Problem text: http://www.jyu.fi/tdk/kastdk/olympiads/2001/IPhO2001-THEO.pdf
Solution text: http://www.jyu.fi/tdk/kastdk/olympiads/2001/IPhO2001-THEO-SLN.pdf

I'm having trouble understanding how they came to the conclusion that the current is in the $$-\hat y$$ direction. (Avoidance of a runaway process aside)
I came to the conclusion that it's in the $$+\hat y$$ direction.

My thought process is as follows:

$$\vec F_{Lorentz}=0$$

$$\vec E = qvB \hat y$$

$$\vec J = \frac{\vec E}{\rho}$$

$$I=\vec J \cdot \vec A = \frac{E}{\rho}Lh$$

Now all this is still in the $$+\hat y$$ direction.
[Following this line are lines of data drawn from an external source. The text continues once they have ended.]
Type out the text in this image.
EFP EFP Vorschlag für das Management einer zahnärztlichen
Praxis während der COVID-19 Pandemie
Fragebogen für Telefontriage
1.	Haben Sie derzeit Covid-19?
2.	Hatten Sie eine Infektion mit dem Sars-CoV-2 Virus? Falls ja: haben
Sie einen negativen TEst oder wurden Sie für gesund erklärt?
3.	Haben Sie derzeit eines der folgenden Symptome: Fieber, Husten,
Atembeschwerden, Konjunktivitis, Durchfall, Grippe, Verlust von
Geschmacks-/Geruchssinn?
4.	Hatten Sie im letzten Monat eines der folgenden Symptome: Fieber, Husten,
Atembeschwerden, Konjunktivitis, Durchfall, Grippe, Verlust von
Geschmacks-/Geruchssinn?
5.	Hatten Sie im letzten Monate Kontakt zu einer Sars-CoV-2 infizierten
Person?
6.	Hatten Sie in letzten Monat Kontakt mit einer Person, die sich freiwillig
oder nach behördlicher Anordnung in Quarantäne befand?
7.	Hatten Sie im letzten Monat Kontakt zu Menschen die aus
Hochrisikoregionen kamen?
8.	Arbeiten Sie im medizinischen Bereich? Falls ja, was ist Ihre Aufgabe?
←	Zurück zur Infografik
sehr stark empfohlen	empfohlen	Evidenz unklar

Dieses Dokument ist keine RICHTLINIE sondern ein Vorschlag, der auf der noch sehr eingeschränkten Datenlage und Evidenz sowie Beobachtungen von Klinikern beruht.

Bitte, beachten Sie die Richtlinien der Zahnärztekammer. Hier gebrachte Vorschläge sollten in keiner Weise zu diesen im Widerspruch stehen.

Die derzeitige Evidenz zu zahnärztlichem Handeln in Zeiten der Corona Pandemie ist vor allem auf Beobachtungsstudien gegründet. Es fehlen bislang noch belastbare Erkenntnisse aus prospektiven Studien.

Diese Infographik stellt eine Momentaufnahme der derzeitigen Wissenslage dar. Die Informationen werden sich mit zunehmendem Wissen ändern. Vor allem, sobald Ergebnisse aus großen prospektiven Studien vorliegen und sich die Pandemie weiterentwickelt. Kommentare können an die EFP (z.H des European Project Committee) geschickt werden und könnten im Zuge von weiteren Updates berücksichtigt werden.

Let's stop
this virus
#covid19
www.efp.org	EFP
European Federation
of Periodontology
I feel like I should somehow acknowledge the fact that the circuit is shorted out outside the material, and that that's the reason the current in the material goes in the opposite direction, but that doesn't seem right.
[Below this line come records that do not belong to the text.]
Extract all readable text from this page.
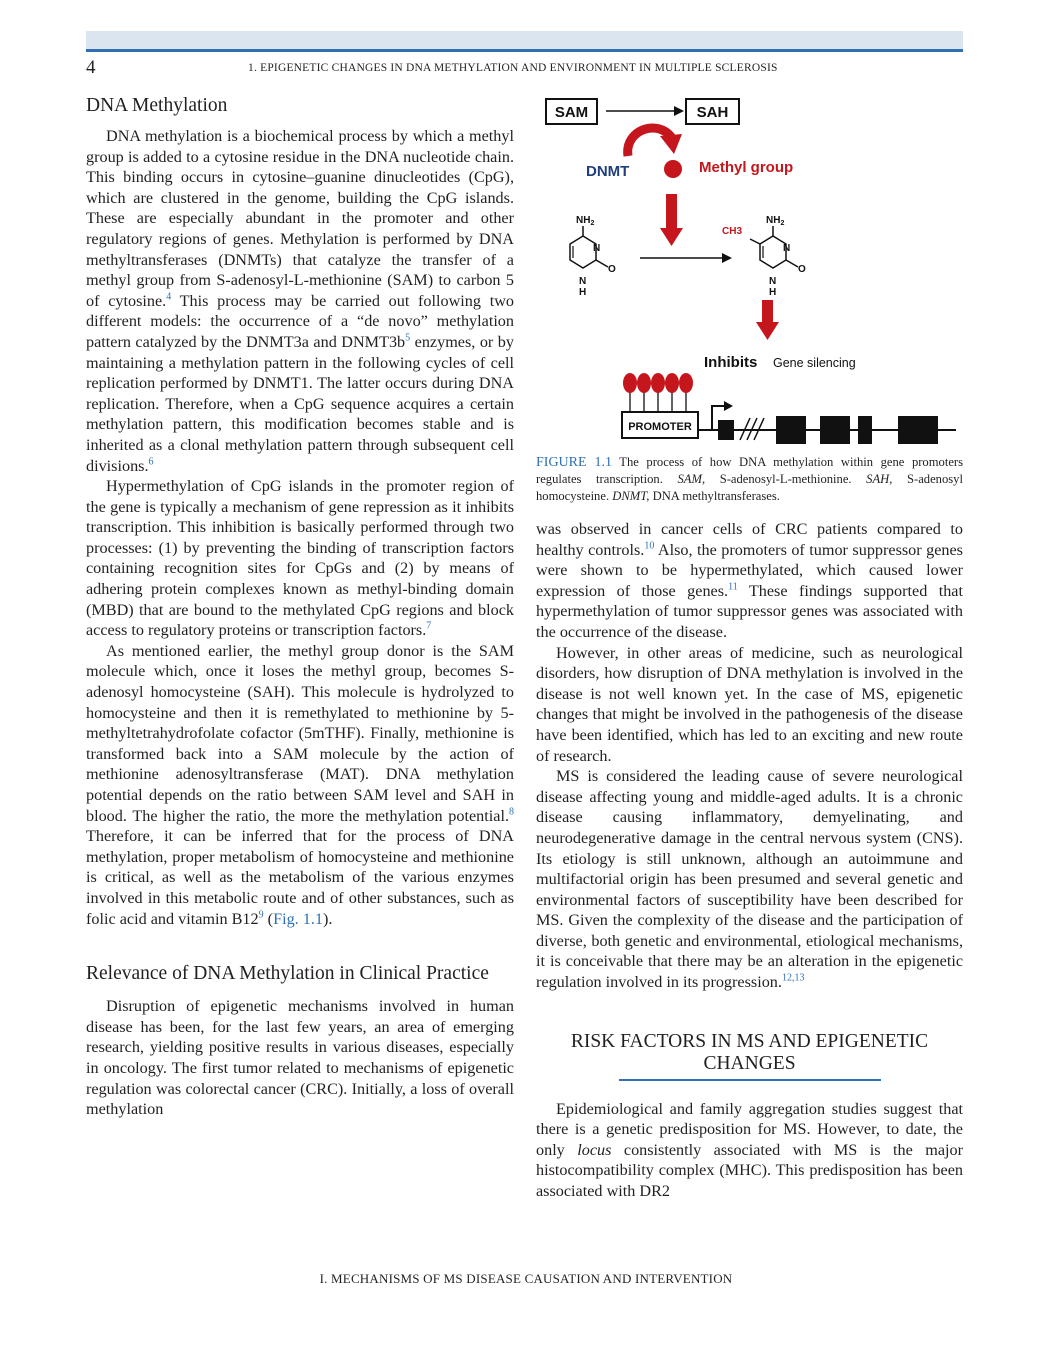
4	1. EPIGENETIC CHANGES IN DNA METHYLATION AND ENVIRONMENT IN MULTIPLE SCLEROSIS
DNA Methylation

DNA methylation is a biochemical process by which a methyl group is added to a cytosine residue in the DNA nucleotide chain. This binding occurs in cytosine–guanine dinucleotides (CpG), which are clustered in the genome, building the CpG islands. These are especially abundant in the promoter and other regulatory regions of genes. Methylation is performed by DNA methyltransferases (DNMTs) that catalyze the transfer of a methyl group from S-adenosyl-L-methionine (SAM) to carbon 5 of cytosine.$^4$ This process may be carried out following two different models: the occurrence of a “de novo” methylation pattern catalyzed by the DNMT3a and $DNMT3b^5$ enzymes, or by maintaining a methylation pattern in the following cycles of cell replication performed by DNMT1. The latter occurs during DNA replication. Therefore, when a CpG sequence acquires a certain methylation pattern, this modification becomes stable and is inherited as a clonal methylation pattern through subsequent cell divisions.$^6$

Hypermethylation of CpG islands in the promoter region of the gene is typically a mechanism of gene repression as it inhibits transcription. This inhibition is basically performed through two processes: (1) by preventing the binding of transcription factors containing recognition sites for CpGs and (2) by means of adhering protein complexes known as methyl-binding domain (MBD) that are bound to the methylated CpG regions and block access to regulatory proteins or transcription factors.$^7$

As mentioned earlier, the methyl group donor is the SAM molecule which, once it loses the methyl group, becomes S-adenosyl homocysteine (SAH). This molecule is hydrolyzed to homocysteine and then it is remethylated to methionine by 5-methyltetrahydrofolate cofactor (5mTHF). Finally, methionine is transformed back into a SAM molecule by the action of methionine adenosyltransferase (MAT). DNA methylation potential depends on the ratio between SAM level and SAH in blood. The higher the ratio, the more the methylation potential.$^8$ Therefore, it can be inferred that for the process of DNA methylation, proper metabolism of homocysteine and methionine is critical, as well as the metabolism of the various enzymes involved in this metabolic route and of other substances, such as folic acid and vitamin $B12^9$ (Fig. 1.1).

Relevance of DNA Methylation in Clinical Practice

Disruption of epigenetic mechanisms involved in human disease has been, for the last few years, an area of emerging research, yielding positive results in various diseases, especially in oncology. The first tumor related to mechanisms of epigenetic regulation was colorectal cancer (CRC). Initially, a loss of overall methylation

SAM	SAH
DNMT	Methyl group
$NH_2$
N
N
H
O
CH3
$NH_2$
N
N
H
O
Inhibits Gene silencing
PROMOTER
FIGURE 1.1 The process of how DNA methylation within gene promoters regulates transcription. SAM, S-adenosyl-L-methionine. SAH, S-adenosyl homocysteine. DNMT, DNA methyltransferases.

was observed in cancer cells of CRC patients compared to healthy controls.$^{10}$ Also, the promoters of tumor suppressor genes were shown to be hypermethylated, which caused lower expression of those genes.$^{11}$ These findings supported that hypermethylation of tumor suppressor genes was associated with the occurrence of the disease.

However, in other areas of medicine, such as neurological disorders, how disruption of DNA methylation is involved in the disease is not well known yet. In the case of MS, epigenetic changes that might be involved in the pathogenesis of the disease have been identified, which has led to an exciting and new route of research.

MS is considered the leading cause of severe neurological disease affecting young and middle-aged adults. It is a chronic disease causing inflammatory, demyelinating, and neurodegenerative damage in the central nervous system (CNS). Its etiology is still unknown, although an autoimmune and multifactorial origin has been presumed and several genetic and environmental factors of susceptibility have been described for MS. Given the complexity of the disease and the participation of diverse, both genetic and environmental, etiological mechanisms, it is conceivable that there may be an alteration in the epigenetic regulation involved in its progression.$^{12,13}$

RISK FACTORS IN MS AND EPIGENETIC
CHANGES

Epidemiological and family aggregation studies suggest that there is a genetic predisposition for MS. However, to date, the only locus consistently associated with MS is the major histocompatibility complex (MHC). This predisposition has been associated with DR2

I. MECHANISMS OF MS DISEASE CAUSATION AND INTERVENTION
Any advice on what I've missed would be greatly appreciated. :)

 

[rl.bhat]

+y direction is the direction in which the electrons are forced to move. But the conventional current is in the direction opposite to the direction of motion of electrons.
When you apply ohms law, you have to use the conventional current.

 

[RoyalCat]

+y direction is the direction in which the electrons are forced to move. But the conventional current is in the direction opposite to the direction of motion of electrons.
When you apply ohms law, you have to use the conventional current.
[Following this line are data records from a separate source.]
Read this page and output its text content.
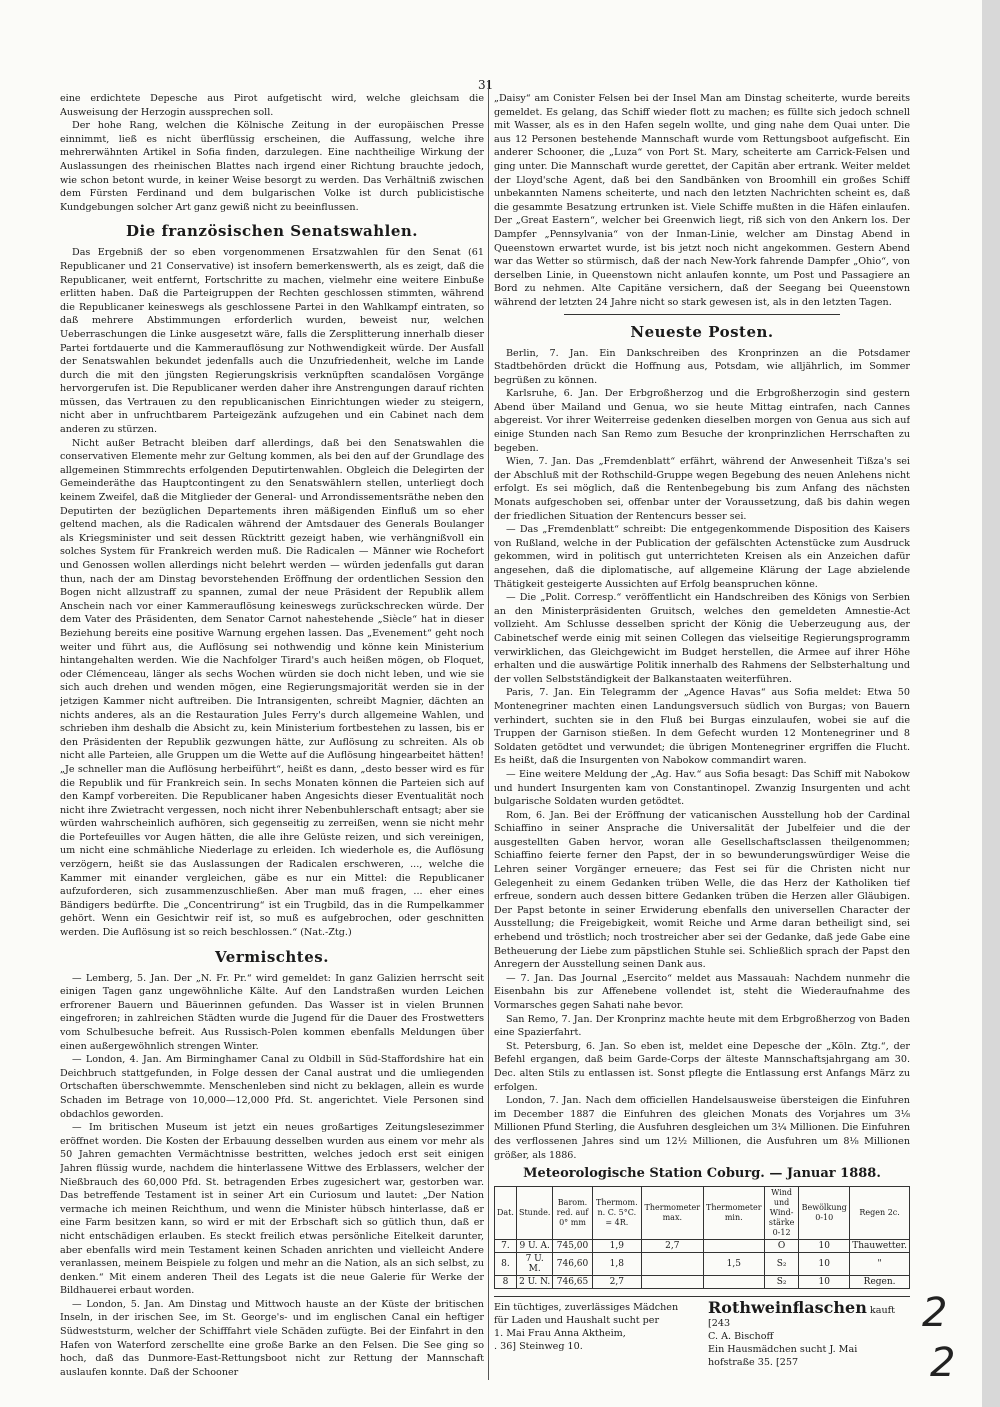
31

eine erdichtete Depesche aus Pirot aufgetischt wird, welche gleichsam die Ausweisung der Herzogin aussprechen soll.

Der hohe Rang, welchen die Kölnische Zeitung in der europäischen Presse einnimmt, ließ es nicht überflüssig erscheinen, die Auffassung, welche ihre mehrerwähnten Artikel in Sofia finden, darzulegen. Eine nachtheilige Wirkung der Auslassungen des rheinischen Blattes nach irgend einer Richtung brauchte jedoch, wie schon betont wurde, in keiner Weise besorgt zu werden. Das Verhältniß zwischen dem Fürsten Ferdinand und dem bulgarischen Volke ist durch publicistische Kundgebungen solcher Art ganz gewiß nicht zu beeinflussen.

Die französischen Senatswahlen.

Das Ergebniß der so eben vorgenommenen Ersatzwahlen für den Senat (61 Republicaner und 21 Conservative) ist insofern bemerkenswerth, als es zeigt, daß die Republicaner, weit entfernt, Fortschritte zu machen, vielmehr eine weitere Einbuße erlitten haben. Daß die Parteigruppen der Rechten geschlossen stimmten, während die Republicaner keineswegs als geschlossene Partei in den Wahlkampf eintraten, so daß mehrere Abstimmungen erforderlich wurden, beweist nur, welchen Ueberraschungen die Linke ausgesetzt wäre, falls die Zersplitterung innerhalb dieser Partei fortdauerte und die Kammerauflösung zur Nothwendigkeit würde. Der Ausfall der Senatswahlen bekundet jedenfalls auch die Unzufriedenheit, welche im Lande durch die mit den jüngsten Regierungskrisis verknüpften scandalösen Vorgänge hervorgerufen ist. Die Republicaner werden daher ihre Anstrengungen darauf richten müssen, das Vertrauen zu den republicanischen Einrichtungen wieder zu steigern, nicht aber in unfruchtbarem Parteigezänk aufzugehen und ein Cabinet nach dem anderen zu stürzen.

Nicht außer Betracht bleiben darf allerdings, daß bei den Senatswahlen die conservativen Elemente mehr zur Geltung kommen, als bei den auf der Grundlage des allgemeinen Stimmrechts erfolgenden Deputirtenwahlen. Obgleich die Delegirten der Gemeinderäthe das Hauptcontingent zu den Senatswählern stellen, unterliegt doch keinem Zweifel, daß die Mitglieder der General- und Arrondissementsräthe neben den Deputirten der bezüglichen Departements ihren mäßigenden Einfluß um so eher geltend machen, als die Radicalen während der Amtsdauer des Generals Boulanger als Kriegsminister und seit dessen Rücktritt gezeigt haben, wie verhängnißvoll ein solches System für Frankreich werden muß. Die Radicalen — Männer wie Rochefort und Genossen wollen allerdings nicht belehrt werden — würden jedenfalls gut daran thun, nach der am Dinstag bevorstehenden Eröffnung der ordentlichen Session den Bogen nicht allzustraff zu spannen, zumal der neue Präsident der Republik allem Anschein nach vor einer Kammerauflösung keineswegs zurückschrecken würde. Der dem Vater des Präsidenten, dem Senator Carnot nahestehende „Siècle“ hat in dieser Beziehung bereits eine positive Warnung ergehen lassen. Das „Evenement“ geht noch weiter und führt aus, die Auflösung sei nothwendig und könne kein Ministerium hintangehalten werden. Wie die Nachfolger Tirard's auch heißen mögen, ob Floquet, oder Clémenceau, länger als sechs Wochen würden sie doch nicht leben, und wie sie sich auch drehen und wenden mögen, eine Regierungsmajorität werden sie in der jetzigen Kammer nicht auftreiben. Die Intransigenten, schreibt Magnier, dächten an nichts anderes, als an die Restauration Jules Ferry's durch allgemeine Wahlen, und schrieben ihm deshalb die Absicht zu, kein Ministerium fortbestehen zu lassen, bis er den Präsidenten der Republik gezwungen hätte, zur Auflösung zu schreiten. Als ob nicht alle Parteien, alle Gruppen um die Wette auf die Auflösung hingearbeitet hätten! „Je schneller man die Auflösung herbeiführt“, heißt es dann, „desto besser wird es für die Republik und für Frankreich sein. In sechs Monaten können die Parteien sich auf den Kampf vorbereiten. Die Republicaner haben Angesichts dieser Eventualität noch nicht ihre Zwietracht vergessen, noch nicht ihrer Nebenbuhlerschaft entsagt; aber sie würden wahrscheinlich aufhören, sich gegenseitig zu zerreißen, wenn sie nicht mehr die Portefeuilles vor Augen hätten, die alle ihre Gelüste reizen, und sich vereinigen, um nicht eine schmähliche Niederlage zu erleiden. Ich wiederhole es, die Auflösung verzögern, heißt sie das Auslassungen der Radicalen erschweren, ..., welche die Kammer mit einander vergleichen, gäbe es nur ein Mittel: die Republicaner aufzuforderen, sich zusammenzuschließen. Aber man muß fragen, ... eher eines Bändigers bedürfte. Die „Concentrirung“ ist ein Trugbild, das in die Rumpelkammer gehört. Wenn ein Gesichtwir reif ist, so muß es aufgebrochen, oder geschnitten werden. Die Auflösung ist so reich beschlossen.“ (Nat.-Ztg.)

Vermischtes.

— Lemberg, 5. Jan. Der „N. Fr. Pr.“ wird gemeldet: In ganz Galizien herrscht seit einigen Tagen ganz ungewöhnliche Kälte. Auf den Landstraßen wurden Leichen erfrorener Bauern und Bäuerinnen gefunden. Das Wasser ist in vielen Brunnen eingefroren; in zahlreichen Städten wurde die Jugend für die Dauer des Frostwetters vom Schulbesuche befreit. Aus Russisch-Polen kommen ebenfalls Meldungen über einen außergewöhnlich strengen Winter.

— London, 4. Jan. Am Birminghamer Canal zu Oldbill in Süd-Staffordshire hat ein Deichbruch stattgefunden, in Folge dessen der Canal austrat und die umliegenden Ortschaften überschwemmte. Menschenleben sind nicht zu beklagen, allein es wurde Schaden im Betrage von 10,000—12,000 Pfd. St. angerichtet. Viele Personen sind obdachlos geworden.

— Im britischen Museum ist jetzt ein neues großartiges Zeitungslesezimmer eröffnet worden. Die Kosten der Erbauung desselben wurden aus einem vor mehr als 50 Jahren gemachten Vermächtnisse bestritten, welches jedoch erst seit einigen Jahren flüssig wurde, nachdem die hinterlassene Wittwe des Erblassers, welcher der Nießbrauch des 60,000 Pfd. St. betragenden Erbes zugesichert war, gestorben war. Das betreffende Testament ist in seiner Art ein Curiosum und lautet: „Der Nation vermache ich meinen Reichthum, und wenn die Minister hübsch hinterlasse, daß er eine Farm besitzen kann, so wird er mit der Erbschaft sich so gütlich thun, daß er nicht entschädigen erlauben. Es steckt freilich etwas persönliche Eitelkeit darunter, aber ebenfalls wird mein Testament keinen Schaden anrichten und vielleicht Andere veranlassen, meinem Beispiele zu folgen und mehr an die Nation, als an sich selbst, zu denken.“ Mit einem anderen Theil des Legats ist die neue Galerie für Werke der Bildhauerei erbaut worden.

— London, 5. Jan. Am Dinstag und Mittwoch hauste an der Küste der britischen Inseln, in der irischen See, im St. George's- und im englischen Canal ein heftiger Südweststurm, welcher der Schifffahrt viele Schäden zufügte. Bei der Einfahrt in den Hafen von Waterford zerschellte eine große Barke an den Felsen. Die See ging so hoch, daß das Dunmore-East-Rettungsboot nicht zur Rettung der Mannschaft auslaufen konnte. Daß der Schooner

„Daisy“ am Conister Felsen bei der Insel Man am Dinstag scheiterte, wurde bereits gemeldet. Es gelang, das Schiff wieder flott zu machen; es füllte sich jedoch schnell mit Wasser, als es in den Hafen segeln wollte, und ging nahe dem Quai unter. Die aus 12 Personen bestehende Mannschaft wurde vom Rettungsboot aufgefischt. Ein anderer Schooner, die „Luza“ von Port St. Mary, scheiterte am Carrick-Felsen und ging unter. Die Mannschaft wurde gerettet, der Capitän aber ertrank. Weiter meldet der Lloyd'sche Agent, daß bei den Sandbänken von Broomhill ein großes Schiff unbekannten Namens scheiterte, und nach den letzten Nachrichten scheint es, daß die gesammte Besatzung ertrunken ist. Viele Schiffe mußten in die Häfen einlaufen. Der „Great Eastern“, welcher bei Greenwich liegt, riß sich von den Ankern los. Der Dampfer „Pennsylvania“ von der Inman-Linie, welcher am Dinstag Abend in Queenstown erwartet wurde, ist bis jetzt noch nicht angekommen. Gestern Abend war das Wetter so stürmisch, daß der nach New-York fahrende Dampfer „Ohio“, von derselben Linie, in Queenstown nicht anlaufen konnte, um Post und Passagiere an Bord zu nehmen. Alte Capitäne versichern, daß der Seegang bei Queenstown während der letzten 24 Jahre nicht so stark gewesen ist, als in den letzten Tagen.

Neueste Posten.

Berlin, 7. Jan. Ein Dankschreiben des Kronprinzen an die Potsdamer Stadtbehörden drückt die Hoffnung aus, Potsdam, wie alljährlich, im Sommer begrüßen zu können.

Karlsruhe, 6. Jan. Der Erbgroßherzog und die Erbgroßherzogin sind gestern Abend über Mailand und Genua, wo sie heute Mittag eintrafen, nach Cannes abgereist. Vor ihrer Weiterreise gedenken dieselben morgen von Genua aus sich auf einige Stunden nach San Remo zum Besuche der kronprinzlichen Herrschaften zu begeben.

Wien, 7. Jan. Das „Fremdenblatt“ erfährt, während der Anwesenheit Tißza's sei der Abschluß mit der Rothschild-Gruppe wegen Begebung des neuen Anlehens nicht erfolgt. Es sei möglich, daß die Rentenbegebung bis zum Anfang des nächsten Monats aufgeschoben sei, offenbar unter der Voraussetzung, daß bis dahin wegen der friedlichen Situation der Rentencurs besser sei.

— Das „Fremdenblatt“ schreibt: Die entgegenkommende Disposition des Kaisers von Rußland, welche in der Publication der gefälschten Actenstücke zum Ausdruck gekommen, wird in politisch gut unterrichteten Kreisen als ein Anzeichen dafür angesehen, daß die diplomatische, auf allgemeine Klärung der Lage abzielende Thätigkeit gesteigerte Aussichten auf Erfolg beanspruchen könne.

— Die „Polit. Corresp.“ veröffentlicht ein Handschreiben des Königs von Serbien an den Ministerpräsidenten Gruitsch, welches den gemeldeten Amnestie-Act vollzieht. Am Schlusse desselben spricht der König die Ueberzeugung aus, der Cabinetschef werde einig mit seinen Collegen das vielseitige Regierungsprogramm verwirklichen, das Gleichgewicht im Budget herstellen, die Armee auf ihrer Höhe erhalten und die auswärtige Politik innerhalb des Rahmens der Selbsterhaltung und der vollen Selbstständigkeit der Balkanstaaten weiterführen.

Paris, 7. Jan. Ein Telegramm der „Agence Havas“ aus Sofia meldet: Etwa 50 Montenegriner machten einen Landungsversuch südlich von Burgas; von Bauern verhindert, suchten sie in den Fluß bei Burgas einzulaufen, wobei sie auf die Truppen der Garnison stießen. In dem Gefecht wurden 12 Montenegriner und 8 Soldaten getödtet und verwundet; die übrigen Montenegriner ergriffen die Flucht. Es heißt, daß die Insurgenten von Nabokow commandirt waren.

— Eine weitere Meldung der „Ag. Hav.“ aus Sofia besagt: Das Schiff mit Nabokow und hundert Insurgenten kam von Constantinopel. Zwanzig Insurgenten und acht bulgarische Soldaten wurden getödtet.

Rom, 6. Jan. Bei der Eröffnung der vaticanischen Ausstellung hob der Cardinal Schiaffino in seiner Ansprache die Universalität der Jubelfeier und die der ausgestellten Gaben hervor, woran alle Gesellschaftsclassen theilgenommen; Schiaffino feierte ferner den Papst, der in so bewunderungswürdiger Weise die Lehren seiner Vorgänger erneuere; das Fest sei für die Christen nicht nur Gelegenheit zu einem Gedanken trüben Welle, die das Herz der Katholiken tief erfreue, sondern auch dessen bittere Gedanken trüben die Herzen aller Gläubigen. Der Papst betonte in seiner Erwiderung ebenfalls den universellen Character der Ausstellung; die Freigebigkeit, womit Reiche und Arme daran betheiligt sind, sei erhebend und tröstlich; noch trostreicher aber sei der Gedanke, daß jede Gabe eine Betheuerung der Liebe zum päpstlichen Stuhle sei. Schließlich sprach der Papst den Anregern der Ausstellung seinen Dank aus.

— 7. Jan. Das Journal „Esercito“ meldet aus Massauah: Nachdem nunmehr die Eisenbahn bis zur Affenebene vollendet ist, steht die Wiederaufnahme des Vormarsches gegen Sahati nahe bevor.

San Remo, 7. Jan. Der Kronprinz machte heute mit dem Erbgroßherzog von Baden eine Spazierfahrt.

St. Petersburg, 6. Jan. So eben ist, meldet eine Depesche der „Köln. Ztg.“, der Befehl ergangen, daß beim Garde-Corps der älteste Mannschaftsjahrgang am 30. Dec. alten Stils zu entlassen ist. Sonst pflegte die Entlassung erst Anfangs März zu erfolgen.

London, 7. Jan. Nach dem officiellen Handelsausweise übersteigen die Einfuhren im December 1887 die Einfuhren des gleichen Monats des Vorjahres um 3⅛ Millionen Pfund Sterling, die Ausfuhren desgleichen um 3¼ Millionen. Die Einfuhren des verflossenen Jahres sind um 12½ Millionen, die Ausfuhren um 8⅛ Millionen größer, als 1886.

Meteorologische Station Coburg. — Januar 1888.
Dat.	Stunde.	Barom. red. auf 0° mm	Thermom. n. C. 5°C. = 4R.	Thermometer max.	Thermometer min.	Wind und Wind-stärke 0-12	Bewölkung 0-10	Regen 2c.
7.	9 U. A.	745,00	1,9	2,7		O	10	Thauwetter.
8.	7 U. M.	746,60	1,8		1,5	S₂	10	"
8	2 U. N.	746,65	2,7			S₂	10	Regen.
Ein tüchtiges, zuverlässiges Mädchen
für Laden und Haushalt sucht per
1. Mai Frau Anna Aktheim,
. 36] Steinweg 10.
Rothweinflaschen kauft [243
C. A. Bischoff
Ein Hausmädchen sucht J. Mai
hofstraße 35. [257
2
2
I didn't think of Electrons at all.

 

[RoyalCat]

Speaking of electrons, an alternative analysis yields the following:

Looking at this from a Hall-Effect point of view, let's look at the individual electrons. If we assume that the protons remain quasi-stationary throughout the buildup of the E-field, then we can look solely at the electrons.

An electron of charge $$-e$$ will experience a magnetic force, $$-e\vec v\times\vec B=evB \hat y$$

After sufficient time has passed, there will be a "buildup" of electrons on the far plate (The one further along on the y axis) and an electron deficiency in the near plate. This will induce an electric field going from the positive plate to the negative plate, and thus, also produce a current in the same direction.

Though I think I have an idea now.

Throughout my analysis I've neglected the fact that the plates are shorted out. If by shorted out, we are to understand that current would rather go through the wire than through the Mercury, then a possible solution is the following:
The electrons from the far plate travel along the wire to the positive plate. This in turn drives a motion of electrons through the Mercury from the positive plate to the negative plate. A motion of electrons in the $$+\hat y$$ direction is equivalent to a positive current in the $$-\hat y$$ direction.

I think that's the answer. :) Any corrections would be appreciated.

Thanks for making me think about the electrons, rl.bhat! Though I think you didn't quite understand what my mistake was.

Another approach is to look at the closed loop integral of the E-Field around the loop "near plate (0 contribution) - Mercury (positive contribution) - far plate (0 contribution) - conducting wire (negative contribution)"

And since we assume that the wire is of lower resistance than the mercury, and that the E-field in both is in the same direction, that means that the current in the $$+\hat y$$ direction must come in through the wire, leaving the return current to go through the Mercury.